The path of division has been an option consciously decided by the political leaders and submissively accepted by the intellectuals. Faced with a window of opportunity that was considered unique -economic crisis, absolute majority of the PP, difficulties of the monarchy, in addition to Brexit and the Scottish referendum-, direct democracy was decided on the right to decide to the detriment of the deliberative democracy necessary to constitutional reforms and even for a hypothetical constitutional process. Now there are many who criticize the rush, the peremptory deadlines and the maddened road maps, but then they were absolutely necessary to take advantage of the window and make all the divisive pressure on Catalan society to culminate the decantation of opinion towards independence.
This was done in Catalonia as it has been done everywhere, organizing uncivil hatred, instead of civil friendship, destroying representative democracy, instead of enriching it with deliberation.
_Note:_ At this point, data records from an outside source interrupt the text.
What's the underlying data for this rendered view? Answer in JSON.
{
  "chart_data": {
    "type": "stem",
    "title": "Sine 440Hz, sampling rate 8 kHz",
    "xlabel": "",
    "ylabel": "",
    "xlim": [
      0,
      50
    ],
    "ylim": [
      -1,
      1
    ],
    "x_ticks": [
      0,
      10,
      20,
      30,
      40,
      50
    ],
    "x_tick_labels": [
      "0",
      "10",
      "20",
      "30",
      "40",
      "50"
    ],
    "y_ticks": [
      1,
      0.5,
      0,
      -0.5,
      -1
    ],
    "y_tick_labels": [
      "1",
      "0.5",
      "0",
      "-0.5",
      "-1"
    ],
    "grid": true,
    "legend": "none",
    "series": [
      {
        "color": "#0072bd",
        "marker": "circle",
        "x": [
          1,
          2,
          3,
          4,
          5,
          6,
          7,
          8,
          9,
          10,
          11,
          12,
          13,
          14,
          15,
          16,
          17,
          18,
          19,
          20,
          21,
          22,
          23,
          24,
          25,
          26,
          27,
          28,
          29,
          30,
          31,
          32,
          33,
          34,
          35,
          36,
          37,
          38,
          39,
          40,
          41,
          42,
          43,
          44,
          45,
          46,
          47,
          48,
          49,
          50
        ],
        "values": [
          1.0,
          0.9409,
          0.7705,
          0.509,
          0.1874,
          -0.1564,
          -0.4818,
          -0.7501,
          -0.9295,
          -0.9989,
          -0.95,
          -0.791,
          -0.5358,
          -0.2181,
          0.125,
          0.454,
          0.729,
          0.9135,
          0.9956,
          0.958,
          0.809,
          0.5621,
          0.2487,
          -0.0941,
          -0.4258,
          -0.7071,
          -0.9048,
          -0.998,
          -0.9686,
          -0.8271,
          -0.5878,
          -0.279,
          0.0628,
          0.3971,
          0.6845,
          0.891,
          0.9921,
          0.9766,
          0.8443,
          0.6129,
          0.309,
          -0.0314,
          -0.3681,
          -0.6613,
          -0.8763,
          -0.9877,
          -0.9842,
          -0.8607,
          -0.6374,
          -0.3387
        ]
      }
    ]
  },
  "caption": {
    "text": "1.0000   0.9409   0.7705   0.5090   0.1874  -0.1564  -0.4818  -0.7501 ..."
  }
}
It has been done by a right that Applebaum considers “more Bolshevik than Burkean”, but it has even more sophisticatedly done a transversal conglomerate in which the original Bolshevism of some has been mixed with that of recent adherence by the others. Naturally, with the necessary help from the intellectual elites that Julien Benda has already denounced in ‘La Trahison December Clercs’, the book almost a century ago that Applebaum now successfully evokes. Although in the Catalan case, adherence or mutism follow the unanimity rule that was also denounced by Vicens Vives, especially harmful to pluralism. There is nothing more distressing than these letters of accession that all sign, as if the independence movement had exclusive property titles on language, culture, literature and, ultimately, of all Catalonia.
Applebaum’s approach to the Spanish case is not the most accurate in the book. Everything that can explain us about the evolution of the right is concretized in the drift of Rafael Bardají, once an intellectual advisor to Aznar, now a Vox activist. Catalan secessionism, to which she attributes notable provocative effects of this evolution, appears as a kind of meteorological phenomenon about which she can say little. It is a pity but she also explains the difficult international visibility of independence, a kind of punishment just for such a strong feeling of exceptionalism and narcissism, inspiring that priceless slogan – ‘The world is watching us’ – with which the division that involved the loss of so many friends.